Лучше бы гам ничего не проявилось… Я смотрел не на фотографию, я смотрел на Эмилию. Её лицо, пребывающее в преддверии блаженного торжества, блаженством так и не озарилось. Что-то не сбылось в планах моей девушки. Глаза Эмилии растерянно разглядывали выплывающие из небытия собственные контуры и округлялись, округлялись…
Мне стало интересно, гораздо интереснее, если бы я увидел довольное сияние на её лице.
— Дай посмотреть! — протянул я томящуюся длань.
— Сволочь! — последовал неожиданный и грубый отказ.
— Это почему? — искренне удивился я.
— Потому что снимать не умеешь!
Эмилия скомкала фотографию и со злостью бросила на пол. Затем размашисто наклонилась, подняла и потрясла ею перед моим носом.
— С чего у меня ноги такие! — глаза девушки метнули нешуточные молнии. — У меня шикарные длинные ноги! А здесь — здесь какие-то коротыги!
— Дорогая, у всех женщин ноги короткие, — робко вставил я словечко. — Потому-то вы каблуки и носите.
— Сволочь ты, а не фотограф! — я в очередной раз удостоился неприятного эпитета.
После молчаливого одевания хлопнула дверь. Вот тебе на! Никогда не видел любимую девушку такой разъярённой.
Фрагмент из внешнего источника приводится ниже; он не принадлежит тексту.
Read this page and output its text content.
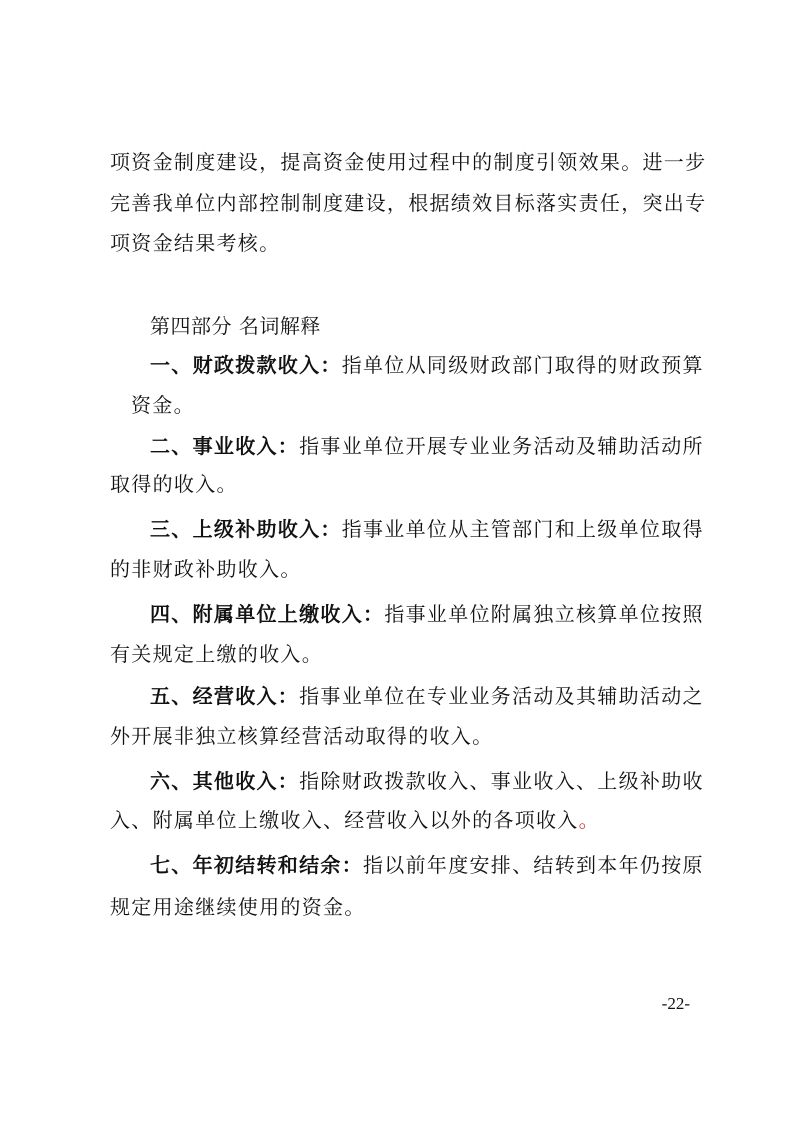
项资金制度建设，提高资金使用过程中的制度引领效果。进一步
完善我单位内部控制制度建设，根据绩效目标落实责任，突出专
项资金结果考核。
第四部分 名词解释
一、财政拨款收入：指单位从同级财政部门取得的财政预算
资金。
二、事业收入：指事业单位开展专业业务活动及辅助活动所
取得的收入。
三、上级补助收入：指事业单位从主管部门和上级单位取得
的非财政补助收入。
四、附属单位上缴收入：指事业单位附属独立核算单位按照
有关规定上缴的收入。
五、经营收入：指事业单位在专业业务活动及其辅助活动之
外开展非独立核算经营活动取得的收入。
六、其他收入：指除财政拨款收入、事业收入、上级补助收
入、附属单位上缴收入、经营收入以外的各项收入。
七、年初结转和结余：指以前年度安排、结转到本年仍按原
规定用途继续使用的资金。
-22-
Проклятый клочок бумаги, напичканный загадочными химическими реактивами, разрушил иллюзии Эмилии относительно своего уникального образа, а заодно, похоже, и нашу любовь.
Прошло два дня. Причина её гнева мне явственно обрисовалась нелепой и даже смешной, но Эмилия не звонила и не появлялась. К трубке потянулась моя рука.